Six months later, he was training like it never happened. Then one day, “an All-star British swimmer Lewis Clifford came out for a training camp with us," Hill recalls. "He and I get up on the blocks, dive in and race one length down the pool. Afterward, we climb out to take a look at the footage. Off the dive alone, he was more than two meters ahead of me! He comments, "Mate, did you know that your legs don't work? You should think about joining the Paralympics.’”
“Pow! Once again, my ego takes a blow," Hill laughs. "Only this time, it doesn't sting as much. In a moment, I reflect ... Why would this man who I’ve only just met notice something that only one other person in my career has seen... back to reality, I swallow my pride and think that this must be a divine sign.

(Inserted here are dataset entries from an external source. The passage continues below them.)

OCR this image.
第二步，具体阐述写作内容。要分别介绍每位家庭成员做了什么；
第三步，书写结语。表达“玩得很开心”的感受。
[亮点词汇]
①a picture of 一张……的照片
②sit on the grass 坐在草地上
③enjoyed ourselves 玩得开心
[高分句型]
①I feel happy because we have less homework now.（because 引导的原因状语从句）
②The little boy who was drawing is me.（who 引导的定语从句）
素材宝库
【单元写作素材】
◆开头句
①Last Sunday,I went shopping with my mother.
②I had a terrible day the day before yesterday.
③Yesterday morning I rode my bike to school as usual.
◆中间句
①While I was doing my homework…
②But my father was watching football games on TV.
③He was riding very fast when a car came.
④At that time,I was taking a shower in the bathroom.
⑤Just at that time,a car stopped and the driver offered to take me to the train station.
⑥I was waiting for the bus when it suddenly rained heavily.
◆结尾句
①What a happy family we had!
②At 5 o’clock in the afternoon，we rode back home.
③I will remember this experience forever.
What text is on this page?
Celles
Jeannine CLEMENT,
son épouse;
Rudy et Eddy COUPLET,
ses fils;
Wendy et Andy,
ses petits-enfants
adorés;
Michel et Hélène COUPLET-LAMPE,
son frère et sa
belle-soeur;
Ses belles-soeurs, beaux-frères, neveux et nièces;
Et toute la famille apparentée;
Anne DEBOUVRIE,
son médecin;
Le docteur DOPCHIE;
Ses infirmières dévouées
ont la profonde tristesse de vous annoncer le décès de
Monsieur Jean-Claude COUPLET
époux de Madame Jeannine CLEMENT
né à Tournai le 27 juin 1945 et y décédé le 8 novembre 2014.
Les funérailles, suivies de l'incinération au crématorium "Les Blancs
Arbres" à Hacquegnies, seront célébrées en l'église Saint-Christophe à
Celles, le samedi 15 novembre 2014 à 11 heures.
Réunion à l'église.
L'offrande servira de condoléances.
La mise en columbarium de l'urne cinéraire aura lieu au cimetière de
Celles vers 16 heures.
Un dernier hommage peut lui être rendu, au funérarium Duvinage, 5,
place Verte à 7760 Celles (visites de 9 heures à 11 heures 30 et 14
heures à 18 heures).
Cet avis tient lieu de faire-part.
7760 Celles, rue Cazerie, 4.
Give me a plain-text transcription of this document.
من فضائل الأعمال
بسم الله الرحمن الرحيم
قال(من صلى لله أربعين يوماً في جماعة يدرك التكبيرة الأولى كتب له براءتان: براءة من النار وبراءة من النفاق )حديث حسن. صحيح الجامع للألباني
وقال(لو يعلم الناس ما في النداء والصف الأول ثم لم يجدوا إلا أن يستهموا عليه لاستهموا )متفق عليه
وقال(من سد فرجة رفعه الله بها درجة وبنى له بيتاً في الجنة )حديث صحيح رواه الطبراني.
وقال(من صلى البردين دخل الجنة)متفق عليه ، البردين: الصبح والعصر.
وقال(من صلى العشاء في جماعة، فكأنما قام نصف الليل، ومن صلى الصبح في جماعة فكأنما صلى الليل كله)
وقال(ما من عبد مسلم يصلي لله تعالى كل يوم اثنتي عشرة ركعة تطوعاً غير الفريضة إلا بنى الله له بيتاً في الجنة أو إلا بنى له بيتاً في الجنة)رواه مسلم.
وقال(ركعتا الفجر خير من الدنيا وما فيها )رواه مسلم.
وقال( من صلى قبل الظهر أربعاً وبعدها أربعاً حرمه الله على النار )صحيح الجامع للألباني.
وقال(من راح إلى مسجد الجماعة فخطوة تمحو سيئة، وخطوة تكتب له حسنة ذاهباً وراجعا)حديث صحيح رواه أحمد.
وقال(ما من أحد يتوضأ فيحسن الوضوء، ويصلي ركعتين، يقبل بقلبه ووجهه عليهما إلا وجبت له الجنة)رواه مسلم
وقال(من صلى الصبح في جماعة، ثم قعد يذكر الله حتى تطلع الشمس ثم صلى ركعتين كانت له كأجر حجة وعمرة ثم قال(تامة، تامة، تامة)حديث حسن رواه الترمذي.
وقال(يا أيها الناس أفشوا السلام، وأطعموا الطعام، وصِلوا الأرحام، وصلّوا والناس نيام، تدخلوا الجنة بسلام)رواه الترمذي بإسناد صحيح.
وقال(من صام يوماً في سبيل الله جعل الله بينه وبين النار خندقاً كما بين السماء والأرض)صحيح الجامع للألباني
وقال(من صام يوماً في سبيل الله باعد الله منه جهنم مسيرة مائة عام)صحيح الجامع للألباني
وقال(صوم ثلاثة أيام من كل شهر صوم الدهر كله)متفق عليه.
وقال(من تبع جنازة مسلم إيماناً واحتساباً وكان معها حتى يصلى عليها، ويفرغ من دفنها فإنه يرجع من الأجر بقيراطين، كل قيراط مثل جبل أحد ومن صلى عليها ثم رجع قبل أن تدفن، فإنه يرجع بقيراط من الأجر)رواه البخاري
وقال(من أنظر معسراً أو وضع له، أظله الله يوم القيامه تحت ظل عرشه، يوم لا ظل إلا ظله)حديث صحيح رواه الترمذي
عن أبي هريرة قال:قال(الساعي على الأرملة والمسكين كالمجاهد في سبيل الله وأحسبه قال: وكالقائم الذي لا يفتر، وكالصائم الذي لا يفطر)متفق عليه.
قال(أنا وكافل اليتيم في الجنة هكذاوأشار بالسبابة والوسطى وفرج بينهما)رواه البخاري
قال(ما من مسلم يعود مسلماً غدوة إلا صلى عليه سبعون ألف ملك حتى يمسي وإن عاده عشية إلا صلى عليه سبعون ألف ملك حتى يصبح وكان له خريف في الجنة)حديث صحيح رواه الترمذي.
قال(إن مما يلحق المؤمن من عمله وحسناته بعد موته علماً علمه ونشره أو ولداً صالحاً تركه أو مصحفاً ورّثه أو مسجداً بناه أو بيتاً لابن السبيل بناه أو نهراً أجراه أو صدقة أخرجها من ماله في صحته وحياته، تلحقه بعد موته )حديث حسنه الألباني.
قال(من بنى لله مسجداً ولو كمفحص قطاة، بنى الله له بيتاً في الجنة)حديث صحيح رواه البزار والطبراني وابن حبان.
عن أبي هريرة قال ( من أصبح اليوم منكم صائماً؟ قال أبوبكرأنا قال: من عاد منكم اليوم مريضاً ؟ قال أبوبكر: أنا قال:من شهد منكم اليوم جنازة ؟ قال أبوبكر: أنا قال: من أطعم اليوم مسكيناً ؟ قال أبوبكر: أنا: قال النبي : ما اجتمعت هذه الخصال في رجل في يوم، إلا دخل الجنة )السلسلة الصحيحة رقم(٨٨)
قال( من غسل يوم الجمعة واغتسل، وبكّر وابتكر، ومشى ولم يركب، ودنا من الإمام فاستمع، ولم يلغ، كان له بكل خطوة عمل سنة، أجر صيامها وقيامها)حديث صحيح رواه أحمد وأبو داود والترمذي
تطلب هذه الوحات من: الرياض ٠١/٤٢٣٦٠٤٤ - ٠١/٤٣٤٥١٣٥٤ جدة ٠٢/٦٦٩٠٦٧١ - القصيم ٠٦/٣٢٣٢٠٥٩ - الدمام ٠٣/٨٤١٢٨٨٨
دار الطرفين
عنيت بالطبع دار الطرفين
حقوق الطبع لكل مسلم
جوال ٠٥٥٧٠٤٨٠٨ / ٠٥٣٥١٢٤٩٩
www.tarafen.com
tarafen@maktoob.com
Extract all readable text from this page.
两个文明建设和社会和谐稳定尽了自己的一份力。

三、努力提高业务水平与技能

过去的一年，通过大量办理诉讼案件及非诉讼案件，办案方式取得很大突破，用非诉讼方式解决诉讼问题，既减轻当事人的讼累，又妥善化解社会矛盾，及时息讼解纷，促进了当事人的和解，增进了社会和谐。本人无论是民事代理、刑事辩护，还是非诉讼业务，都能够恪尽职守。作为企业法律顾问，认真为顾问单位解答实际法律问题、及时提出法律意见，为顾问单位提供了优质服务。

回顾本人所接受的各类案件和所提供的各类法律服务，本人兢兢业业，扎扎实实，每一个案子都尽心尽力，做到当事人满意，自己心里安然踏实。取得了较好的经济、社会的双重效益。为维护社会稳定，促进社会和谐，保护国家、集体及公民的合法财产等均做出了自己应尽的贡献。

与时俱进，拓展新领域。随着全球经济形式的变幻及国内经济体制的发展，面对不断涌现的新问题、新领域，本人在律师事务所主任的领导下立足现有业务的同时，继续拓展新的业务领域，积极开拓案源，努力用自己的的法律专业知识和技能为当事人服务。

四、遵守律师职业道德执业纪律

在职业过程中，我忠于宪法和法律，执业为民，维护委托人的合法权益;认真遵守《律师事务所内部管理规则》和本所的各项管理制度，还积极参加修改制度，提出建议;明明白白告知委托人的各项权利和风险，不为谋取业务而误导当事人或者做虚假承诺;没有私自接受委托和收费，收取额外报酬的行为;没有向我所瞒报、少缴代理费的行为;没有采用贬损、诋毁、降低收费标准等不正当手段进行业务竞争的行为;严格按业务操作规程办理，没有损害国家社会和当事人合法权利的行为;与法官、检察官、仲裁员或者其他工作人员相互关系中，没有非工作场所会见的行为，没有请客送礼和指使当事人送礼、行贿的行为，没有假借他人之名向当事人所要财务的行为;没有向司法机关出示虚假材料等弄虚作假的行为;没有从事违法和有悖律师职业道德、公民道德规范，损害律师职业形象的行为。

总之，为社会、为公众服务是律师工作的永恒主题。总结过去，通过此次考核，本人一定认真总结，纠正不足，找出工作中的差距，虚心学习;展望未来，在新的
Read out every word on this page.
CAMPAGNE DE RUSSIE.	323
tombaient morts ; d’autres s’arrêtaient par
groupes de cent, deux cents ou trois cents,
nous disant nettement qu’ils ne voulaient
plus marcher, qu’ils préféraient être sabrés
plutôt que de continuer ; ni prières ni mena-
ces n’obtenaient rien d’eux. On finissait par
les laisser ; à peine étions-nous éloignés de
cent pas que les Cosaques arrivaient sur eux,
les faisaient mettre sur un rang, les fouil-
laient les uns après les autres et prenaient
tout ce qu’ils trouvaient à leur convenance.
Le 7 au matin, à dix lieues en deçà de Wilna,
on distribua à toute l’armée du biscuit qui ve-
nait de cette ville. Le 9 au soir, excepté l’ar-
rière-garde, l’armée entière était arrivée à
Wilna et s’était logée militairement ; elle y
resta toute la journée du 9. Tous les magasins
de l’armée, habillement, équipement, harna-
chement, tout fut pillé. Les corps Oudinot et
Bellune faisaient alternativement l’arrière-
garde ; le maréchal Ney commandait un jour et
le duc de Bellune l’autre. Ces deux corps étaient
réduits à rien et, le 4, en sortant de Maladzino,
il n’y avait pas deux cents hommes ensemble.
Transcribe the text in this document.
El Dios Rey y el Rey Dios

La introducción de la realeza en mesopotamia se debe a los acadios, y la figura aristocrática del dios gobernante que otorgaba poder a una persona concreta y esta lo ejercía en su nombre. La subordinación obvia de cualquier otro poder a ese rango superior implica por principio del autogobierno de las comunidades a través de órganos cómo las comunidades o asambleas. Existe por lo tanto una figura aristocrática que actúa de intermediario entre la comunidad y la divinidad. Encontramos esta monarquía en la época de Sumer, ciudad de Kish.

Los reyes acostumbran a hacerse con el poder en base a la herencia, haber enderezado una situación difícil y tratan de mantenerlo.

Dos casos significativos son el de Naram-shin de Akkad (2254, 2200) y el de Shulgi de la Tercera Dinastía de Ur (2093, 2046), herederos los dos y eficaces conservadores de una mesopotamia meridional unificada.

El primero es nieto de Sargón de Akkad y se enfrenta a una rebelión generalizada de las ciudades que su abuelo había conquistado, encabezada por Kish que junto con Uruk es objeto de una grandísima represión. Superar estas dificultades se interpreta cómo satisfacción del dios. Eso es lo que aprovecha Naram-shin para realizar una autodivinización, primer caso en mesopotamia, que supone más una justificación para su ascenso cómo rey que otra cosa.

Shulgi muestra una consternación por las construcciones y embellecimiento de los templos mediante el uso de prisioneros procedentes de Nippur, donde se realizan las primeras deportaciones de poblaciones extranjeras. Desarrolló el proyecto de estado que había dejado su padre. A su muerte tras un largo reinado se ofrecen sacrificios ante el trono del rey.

I was being led to take a path to my dreams that I had never considered.”
Two months later, Hill went to his first Para-swim meet and won his first National Championship later that year. His career had truly begun, and he looked forward to Tokyo 2020 (now 2021), Paris 2024 and Los Angeles 2028.
“Jamal thinks about how to make swimming easier and faster for himself," Wong says, "and in turn applies that knowledge to teaching others. I believe his disability has given him a superpower to find innovative solutions to problems. He cannot always do what others can do naturally. Jamal will find a way beyond the norm, and we are seeing that with his swimming method."
These days, Hill continues training and working toward the Paralympics. He has already been to both Utah and San Antonio for Paralympic swimming events in January 2021. His typical day begins at 5:30 a.m. with training and swimming laps at the Verdugo Aquatic Center. He spends an average of five hours a day concentrated on training and recovery.
He also still manages to find time for his role as Executive Director of Swim Up Hill. The organization has big plans for 2022 as it solidifies its infrastructure. "We'll be entering our third year of operation," Hill states, "developing partnerships with adaptive sport organizations to create a standard swim curriculum. We will also be releasing several books geared toward middle school-aged children and looking to partner with city programs to increase their capacity of service while reducing the cost to their aquatic departments."
Hill wants to break generational patterns and tired stereotypes and see to it that everyone has access to learning how to swim. His combination of competitive swimming, entrepreneurial spirit and community building makes him the fusion of Michael Phelps and Nipsey Hussle in one up and coming young champion from Inglewood.
Editor's note: The article title has been updated to reflect that Jamal Hill is a National Paralympic Champion. He also won a bronze medal at the 2020 Tokyo Paralympics in the Men’s 50m Freestyle.